Speaker: Dr. Ken Pu, Ontario Tech University

Title: Towards Internet Scale Open Data Integration

Abstract: We consider the problem of searching open data repositories. We abstract a dataset as a collection of attributes each with a domain of data values. Attributes correspond to columns in tables, and tree paths in semi-structured data. We are interested in scenarios in which queries themselves are at- tributes, and search results are candidate attributes whose domains overlap with the query’s. The relevance measure of an attribute X given a query Q is the containment, defined as |X ∩ Q|/|Q|. The challenges of open data search are incomplete and poor quality schema information, massive numbers of attributes, distributed storage, and high network latency. Furthermore, based on our empirical observation, in real-life open datasets, attributes are very skewed in domain size, consisting of the very small and very large attributes.

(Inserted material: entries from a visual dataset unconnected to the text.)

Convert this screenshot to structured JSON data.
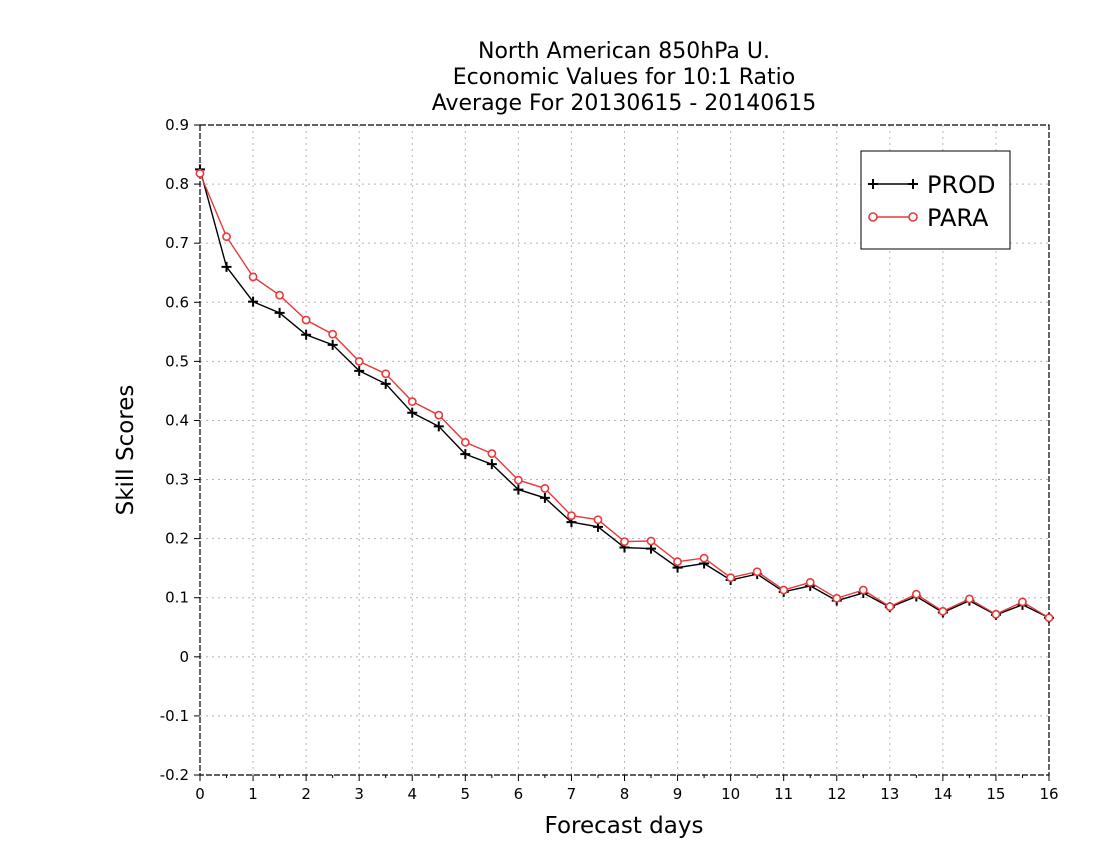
{
  "chart_data": {
    "type": "line",
    "title": [
      "North American 850hPa U.",
      "Economic Values for 10:1 Ratio",
      "Average For 20130615 - 20140615"
    ],
    "xlabel": "Forecast days",
    "ylabel": "Skill Scores",
    "xlim": [
      0,
      16
    ],
    "ylim": [
      -0.2,
      0.9
    ],
    "xticks": [
      "0",
      "1",
      "2",
      "3",
      "4",
      "5",
      "6",
      "7",
      "8",
      "9",
      "10",
      "11",
      "12",
      "13",
      "14",
      "15",
      "16"
    ],
    "yticks": [
      "-0.2",
      "-0.1",
      "0",
      "0.1",
      "0.2",
      "0.3",
      "0.4",
      "0.5",
      "0.6",
      "0.7",
      "0.8",
      "0.9"
    ],
    "grid": true,
    "legend_position": "top-right",
    "x": [
      0,
      0.5,
      1,
      1.5,
      2,
      2.5,
      3,
      3.5,
      4,
      4.5,
      5,
      5.5,
      6,
      6.5,
      7,
      7.5,
      8,
      8.5,
      9,
      9.5,
      10,
      10.5,
      11,
      11.5,
      12,
      12.5,
      13,
      13.5,
      14,
      14.5,
      15,
      15.5,
      16
    ],
    "series": [
      {
        "name": "PROD",
        "color": "#000000",
        "marker": "plus",
        "values": [
          0.825,
          0.66,
          0.601,
          0.582,
          0.545,
          0.528,
          0.484,
          0.462,
          0.413,
          0.39,
          0.343,
          0.326,
          0.283,
          0.269,
          0.228,
          0.22,
          0.185,
          0.183,
          0.151,
          0.158,
          0.13,
          0.14,
          0.11,
          0.12,
          0.095,
          0.108,
          0.084,
          0.102,
          0.075,
          0.095,
          0.071,
          0.088,
          0.066
        ]
      },
      {
        "name": "PARA",
        "color": "#e8393a",
        "marker": "circle",
        "values": [
          0.818,
          0.711,
          0.643,
          0.612,
          0.57,
          0.546,
          0.5,
          0.479,
          0.432,
          0.409,
          0.363,
          0.344,
          0.299,
          0.285,
          0.239,
          0.232,
          0.195,
          0.196,
          0.161,
          0.167,
          0.134,
          0.144,
          0.113,
          0.126,
          0.099,
          0.113,
          0.085,
          0.106,
          0.077,
          0.098,
          0.072,
          0.093,
          0.066
        ]
      }
    ]
  }
}
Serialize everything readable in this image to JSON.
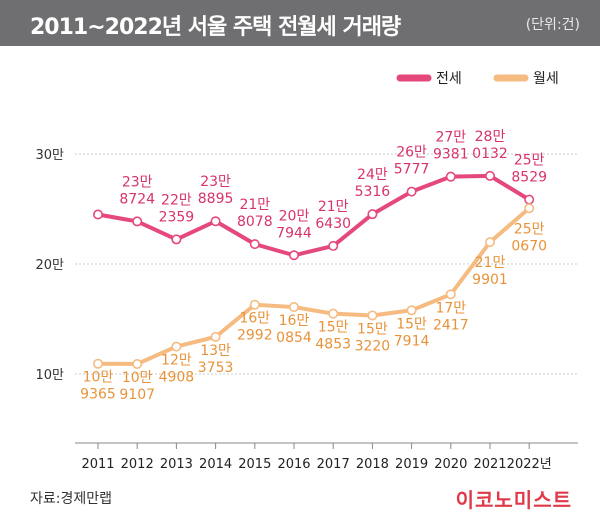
{
  "header": {
    "title": "2011~2022년 서울 주택 전월세 거래량",
    "unit": "(단위:건)"
  },
  "footer": {
    "source": "자료:경제만랩",
    "logo": "이코노미스트"
  },
  "colors": {
    "jeonse": "#e5487a",
    "wolse": "#f5bb80",
    "grid": "#cccccc",
    "axis": "#888888",
    "title_bg": "#6f6f72"
  },
  "chart_data": {
    "type": "line",
    "title": "2011~2022년 서울 주택 전월세 거래량",
    "ylabel": "(단위:건)",
    "xlabel": "",
    "categories": [
      "2011",
      "2012",
      "2013",
      "2014",
      "2015",
      "2016",
      "2017",
      "2018",
      "2019",
      "2020",
      "2021",
      "2022년"
    ],
    "y_ticks": [
      {
        "value": 100000,
        "label": "10만"
      },
      {
        "value": 200000,
        "label": "20만"
      },
      {
        "value": 300000,
        "label": "30만"
      }
    ],
    "ylim": [
      40000,
      330000
    ],
    "grid": true,
    "legend_position": "top-right",
    "series": [
      {
        "name": "전세",
        "color": "#e5487a",
        "values": [
          245000,
          238724,
          222359,
          238895,
          218078,
          207944,
          216430,
          245316,
          265777,
          279381,
          280132,
          258529
        ],
        "labels": [
          null,
          [
            "23만",
            "8724"
          ],
          [
            "22만",
            "2359"
          ],
          [
            "23만",
            "8895"
          ],
          [
            "21만",
            "8078"
          ],
          [
            "20만",
            "7944"
          ],
          [
            "21만",
            "6430"
          ],
          [
            "24만",
            "5316"
          ],
          [
            "26만",
            "5777"
          ],
          [
            "27만",
            "9381"
          ],
          [
            "28만",
            "0132"
          ],
          [
            "25만",
            "8529"
          ]
        ]
      },
      {
        "name": "월세",
        "color": "#f5bb80",
        "values": [
          109365,
          109107,
          124908,
          133753,
          162992,
          160854,
          154853,
          153220,
          157914,
          172417,
          219901,
          250670
        ],
        "labels": [
          [
            "10만",
            "9365"
          ],
          [
            "10만",
            "9107"
          ],
          [
            "12만",
            "4908"
          ],
          [
            "13만",
            "3753"
          ],
          [
            "16만",
            "2992"
          ],
          [
            "16만",
            "0854"
          ],
          [
            "15만",
            "4853"
          ],
          [
            "15만",
            "3220"
          ],
          [
            "15만",
            "7914"
          ],
          [
            "17만",
            "2417"
          ],
          [
            "21만",
            "9901"
          ],
          [
            "25만",
            "0670"
          ]
        ]
      }
    ]
  }
}
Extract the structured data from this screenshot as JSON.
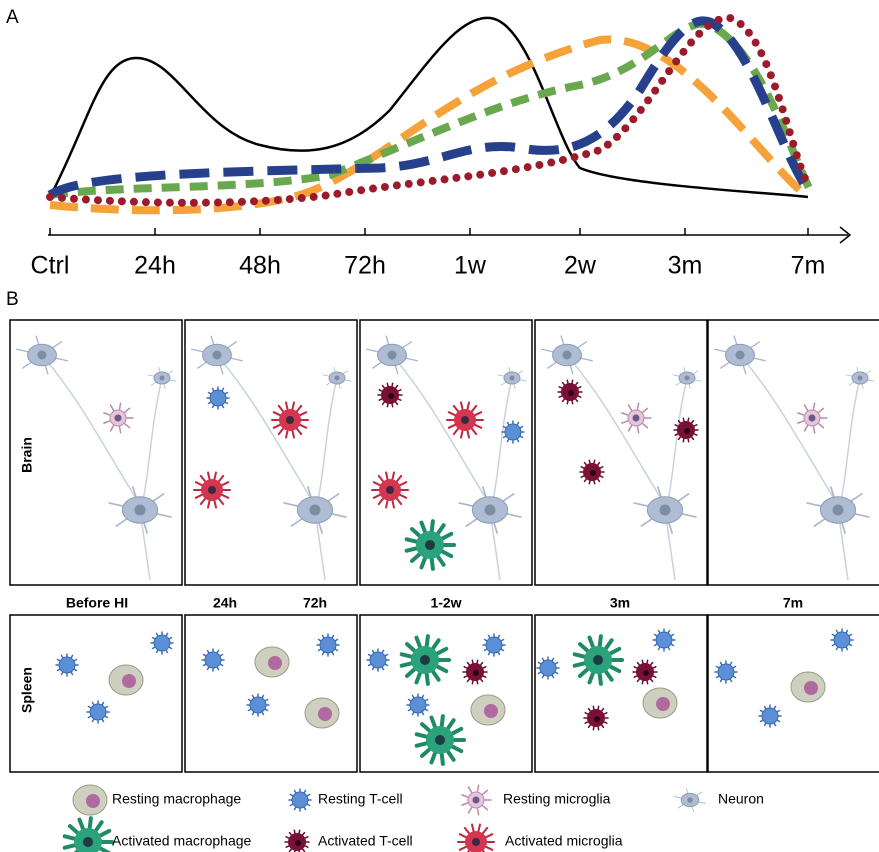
{
  "panel_a": {
    "label": "A",
    "x_axis": [
      "Ctrl",
      "24h",
      "48h",
      "72h",
      "1w",
      "2w",
      "3m",
      "7m"
    ]
  },
  "panel_b": {
    "label": "B",
    "rows": [
      "Brain",
      "Spleen"
    ],
    "time_labels": [
      "Before HI",
      "24h",
      "72h",
      "1-2w",
      "3m",
      "7m"
    ]
  },
  "legend": [
    "Resting macrophage",
    "Resting T-cell",
    "Resting microglia",
    "Neuron",
    "Activated macrophage",
    "Activated T-cell",
    "Activated microglia"
  ]
}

To address these challenges while maintaining high quality and very fast search, our method is based on locality sensitive hashing of minhash signatures, which are small fixed-sized summaries of attributes. Traditional LSH can be used to find attributes using a resemblance threshold, however resemblance performs badly on skewed domains. We present a novel partitioning strategy that permits LSH to be used with a containment threshold (a metric that performs well over skewed data and large query sizes). We show that given a query size, there is an optimal partitioning of a given cardinality distribution that minimizes the false positives returned by the index, and hence maximize the search performance. When the distribution follows the power law and most query sizes are not near the maximum attribute size, we provide a partitioning that approximates the optimal partitioning and is query independent. LSH Ensembles build on a result in LSH Forests showing that the LSH parameters can be dynamically tuned. We extend this result by providing optimal parameters given an attribute cardinality distribution and query threshold, for the containment search problem. We use this to create an optimally tuned dynamic LSH for each partition.

This work is done in collaboration with Eric Zhu, Fatemeh Nargesian and Renee Miller at University of Toronto.